Birmingham businessman John James has never been known to hide his light under a bushel, nor any other part of him, or so it seems.

Word reaches Bright of an "incident" in a Moroccan hammam where our hero was about to experience the delights of a Turkish bath.

"Do we take our clothes off?" asked JJ, having been given outline details of the event.

"Yes," he was told. Seconds later the air was rent with screams from the female receptionist.

"When you get IN there, sir!" he was frantically urged.

* * *

A bloke on his way home from work comes to a dead halt in traffic and thinks to himself, "Wow, this seems worse than usual. Nothing's moving."

He notices a police officer walking back and forth between the lines of cars so he rolls down his window and asks: "Officer what's the hold up?"

The officer replies: "It's a Blues fan, he's just so depressed about the danger of relegation from the Premiership. Breaking the cup record of conceding goals at home, prospect of winning nothing for the next fifty years, he's threatening to douse himself in petrol and set himself on fire.

"He says he is a typical bluenose, family hates him, his mates are all laughing at him and he has never had a job. I'm walking around taking a collection for him."

"Oh really?" says the bloke. "How much have you collected so far?"

"Only about half a litre, but a lot of people are still siphoning."

* * *

It was a case of about turn for the BBC's only blind political correspondent Gary O'Donoghue, recently a speaker at a national disability conference held at Solihull.

My man was sent to cover his speech and was keen to have a chat. But thought he'd nip to the toilet first.

Standing at the urinal he turns to see a tall, hunched man poking a white stick at the opposite wall - the wrong wall if you want to do the business.

It was clearly Mr O'Donoghue. Time for the slightly embarrassed cough to gain his attention.

"Spin 'round, and aim in the other direction," is the advice. Relief all round.

* * *

Up to Halifax to celebrate Moseley rugby club's promotion where they duly despatched the locals 22-9.
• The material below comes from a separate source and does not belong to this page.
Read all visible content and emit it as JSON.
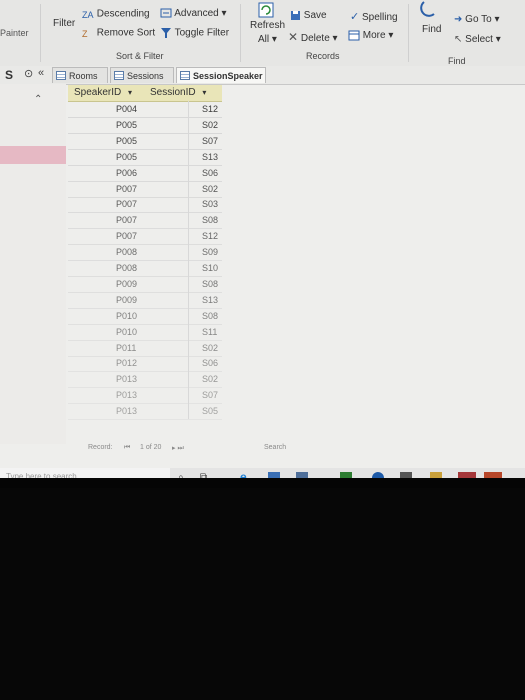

There had been a big media build up to the game, with both BBC and Central filming at training, interviewing coaches and officials and diving into the archives from when the club was in its pomp in the 1970s and 80s.

And, to be fair, they did the boys proud. There was just one minor hiccup.

The BBC's flashback footage featured legendary Moseley and England second row, Nigel Horton, felling the father of current Moseley coach Ian Smith who was playing for Gloucester at the time.

Bright's vicar on earth, Birmingham Post business editor John Duckers journeyed up with club visionary Alan Adam in the driving seat, his partner Morag, and long standing member James Jowett.

Jowett and Duckers were navigating which resulted in an unscheduled tour of the Potteries and the scenic route through Cheshire.

After eventually getting to Halifax, parking proved to be a sodden field where "The Bangar" as the battered motor is dubbed came to a halt wheels spinning furiously.

But with Duckers pushing and Adam in reverse gear it just about made an island amidst the bog - the pitch wasn't much better.

It's Barking this weekend. I sometimes think we are.

* * *

Advantage West Midlands spin doctor Matt Danks is back in one piece...just.

Been in India watching the cricket, the lucky swine. Went out for the Third Test which England won.

"Continuing my 100 per cent record of overseas England Test victories," he tells me. "If anybody fancies fundraising to pay for my trip to Australia for the Ashes so I can carry on my talismanic approach, feel free."

And he has won his bet that he wouldn't go down with Delhi belly.

"Of course, as you'd expect from someone whose genetics were forged in the foundries and workshops of the Black Country, I was fine in the stomach department.

"I feel I might have overdone it with the Kingfisher I'm starting to get orange feathers sprouting on my chest and feel an overpowering urge to dive headfirst into the cut in Netherton in search of fish."

I fear for Danks some times.

But he goes on: "Far more worrying was the fact that four of our party never made it to the sub-continent after something of an altercation at Dubai airport involving the first class lounge - they were flying economy.

"Indeed, two of them are still there now sans passports - three weeks on! Oh well, it's great to be back."